In some aspect, I'm satisfied, as I'm on the way go to my goal. To have our own firm and become a professional accountant. In some aspect, I'm satisfied, as I'm getting married with my love one. However, in another aspect, when things come together it might not caused a more wonderful result but it to create the crush and make everything downturn. I'm having a firm soon as so I'm fighting now but I'm lonely when walking along the way. I'm getting married, but my husband treat me as a burden instead of a lover. What is marriage meaning? When decided to stay with the one you love with your whole life, it's a ceremony to be held so called wedding. This wedding called as a good dream at the beginning, but always it's become a nightmare at the end. When wake up from the nightmare, should everything be stopped? How to stop it? with a cancellation? or with a comfortable communication?

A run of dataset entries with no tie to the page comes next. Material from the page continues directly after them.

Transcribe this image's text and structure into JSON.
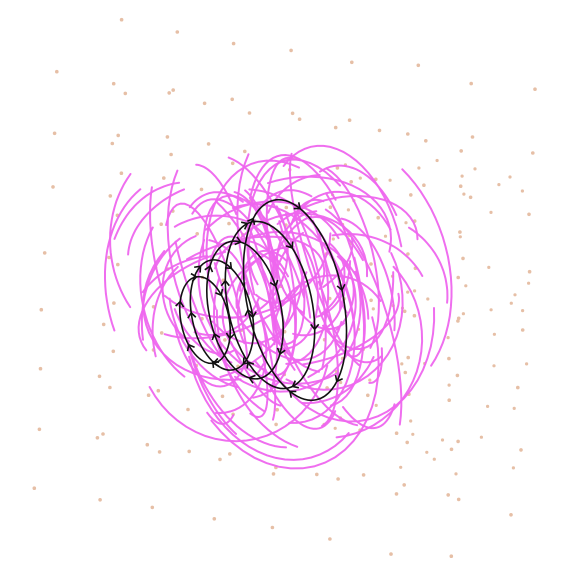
{
  "figure": {
    "title": "",
    "background": "#ffffff"
  },
  "colors": {
    "dots": "#e6bfa6",
    "stream_lines": "#ee66ee",
    "orbits": "#111111"
  },
  "scene": {
    "description_visible_text": "",
    "dot_layers": 9,
    "stream_line_count": 120,
    "orbit_count": 5
  }
}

I can't figure out the problem between us. It's about money? Or personality? I believe everything can be solve as long as we are still in love with each other. I'm trying, and doing the best. But sometimes, reality can kill people's passion, when you saw your effort was being ignored instead of being absorbed. I'm tired and lost. I lost my way. I lost the way to go to you. As you are running too fast and too sudden to another direction. Since from someday, I could only can see your shadow, but the face never turn back to see where I am.
I'm trying to be silent, I wish a find a right way to go.